Practical Ways to Experience the History

If you're a superfan of Call the Midwife, you don't just have to watch it on a screen. The history it covers is accessible and deeply relevant today.

  1. Visit the Chatham Dockyard: They offer official location tours. You can walk the same streets as Trixie and Sister Monica Joan. It’s eerie how much it feels like the 1960s once the film crew sets up.
  2. Read the Original Trilogy: Jennifer Worth’s books (Call the Midwife, Shadows of the Workhouse, and Farewell to the East End) provide much more context on the "Workhouse ghost" and the lingering trauma of the Victorian era.
  3. Explore the Museum of London Docklands: If you want to understand why the East End was the way it was, this museum explains the shipping industry and the poverty that defined the lives of the people the midwives served.
  4. Support Modern Midwifery: The show often partners with charities. Organizations like the Royal College of Midwives continue the work shown on screen. The "call" hasn't stopped; it has just changed form.

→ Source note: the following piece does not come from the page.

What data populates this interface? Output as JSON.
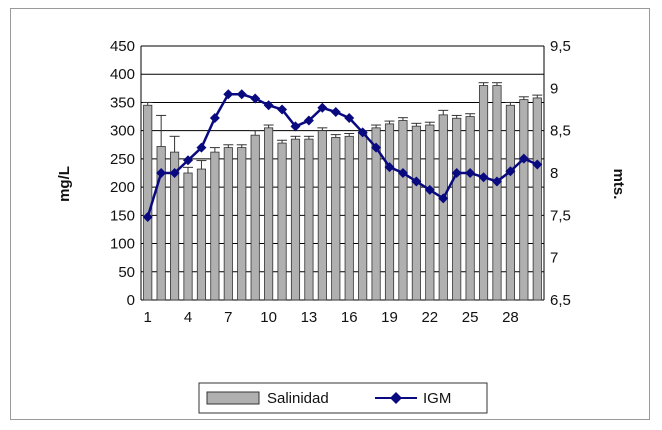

The show is currently commissioned through Season 15, which will take the story into the 1970s. We’re going to see the dawn of a new era—disco, strikes, and even more medical advancement. But the core will remain. A bike, a medical bag, and a knock on the door.

To truly understand the impact of the show, look at the birth rates in the UK following the premiere of a new season. There is often a spike in people applying to midwifery school. That is the ultimate legacy of the show. It didn't just entertain; it inspired a new generation to answer the call.

Actionable Insights for Fans and Historians:

  • Watch for the "Medical Firsts": Keep a list of the medical milestones mentioned, like the first gas and air machines or the introduction of the measles vaccine. It’s a great way to track the timeline of the 20th century.
  • Check the Credits: Look for the historical consultants. Many of the stories are culled from real letters sent in by viewers who lived through these events.
  • Contextualize the Religion: Understand that the Anglican sisters were a specific choice by Worth. Their presence explains the tension between traditional morality and the burgeoning sexual revolution of the 60s.

The story of Nonnatus House is far from over. As long as there are stories about how we enter this world, there will be an audience for the nurses who help us get here.